Studies show that more than three out of four decisions influencing the final choice of materials and manufacturing processes are made during the design phase whilst over 80% of the ecological and economic costs are made before the object is actually created. Design has a pivotal influence on the way that products and services are made and used – it is, therefore, a crucial element in a shift towards a more resource-efficient economy.
This is exactly where initiatives like People’s Design Lab have a substantial role to play. People’s Design Lab is a platform for people frustrated by the increasing production of items that cannot be reused, repaired, recycled or composted. It’s a place to address governments and industries who create “stuff” for the sake of it.
Another important initiative is the Design Out Waste. This project looked at the end of life of electrical products and designed alternative ways to make the most of the material that they embody.
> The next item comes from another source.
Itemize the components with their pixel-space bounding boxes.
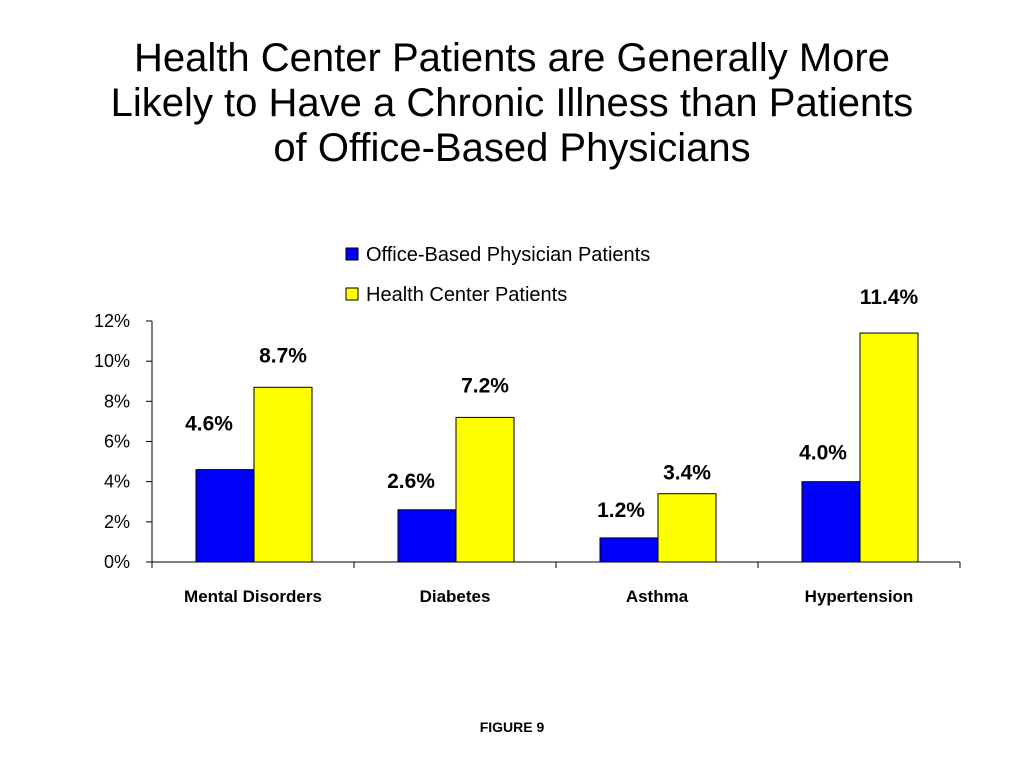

There is no one-size-fits-all solution to this problem, so to demonstrate this fact, three different toasters were designed; The Realist, the Pragmatist, and The Optimist, each demonstrating a different strategy to creating circular material flows.
I also like the design action plan for a circular economy, a project that aimed to put design in the center of Scotland’s transition to Circular Economy. A range of stakeholders representing industry, the design sector, policy, academia and the third sector were brought together in a collaborative process to jointly develop the action plan that is tangible, realistic and corresponds to market and policy needs.
We need much more initiatives like those ones, we need a revolution in design that will shift the consumers’ attitudes too, we need a redesign not only of the products but of the whole supply chains, most importantly the global ones. But we can still hope for that. As Antoine de Saint-Exupery has said, “Perfection is achieved not when there is nothing more to add, but when there is nothing left to take away.”
Thank you Antonis for this post.
You put in light that the first problem in acting a real #circulareconomy is a matter of design and planning of the overall life cycle of old and new products. And this is more true since nanotechnologies are making a shift in the spread of total new materials.
But I would say that this isn’t going to be a real issue if production policies all over the world could make a real change in a way that finally different knowledges and expertise involved in the dominant development model of new products can work together. Is it only a dream? Bateson wrote that Mind and Nature is a necessary unity for us to survive and I totally agree. So at the same time City Planning and Design need to change the old paradigm.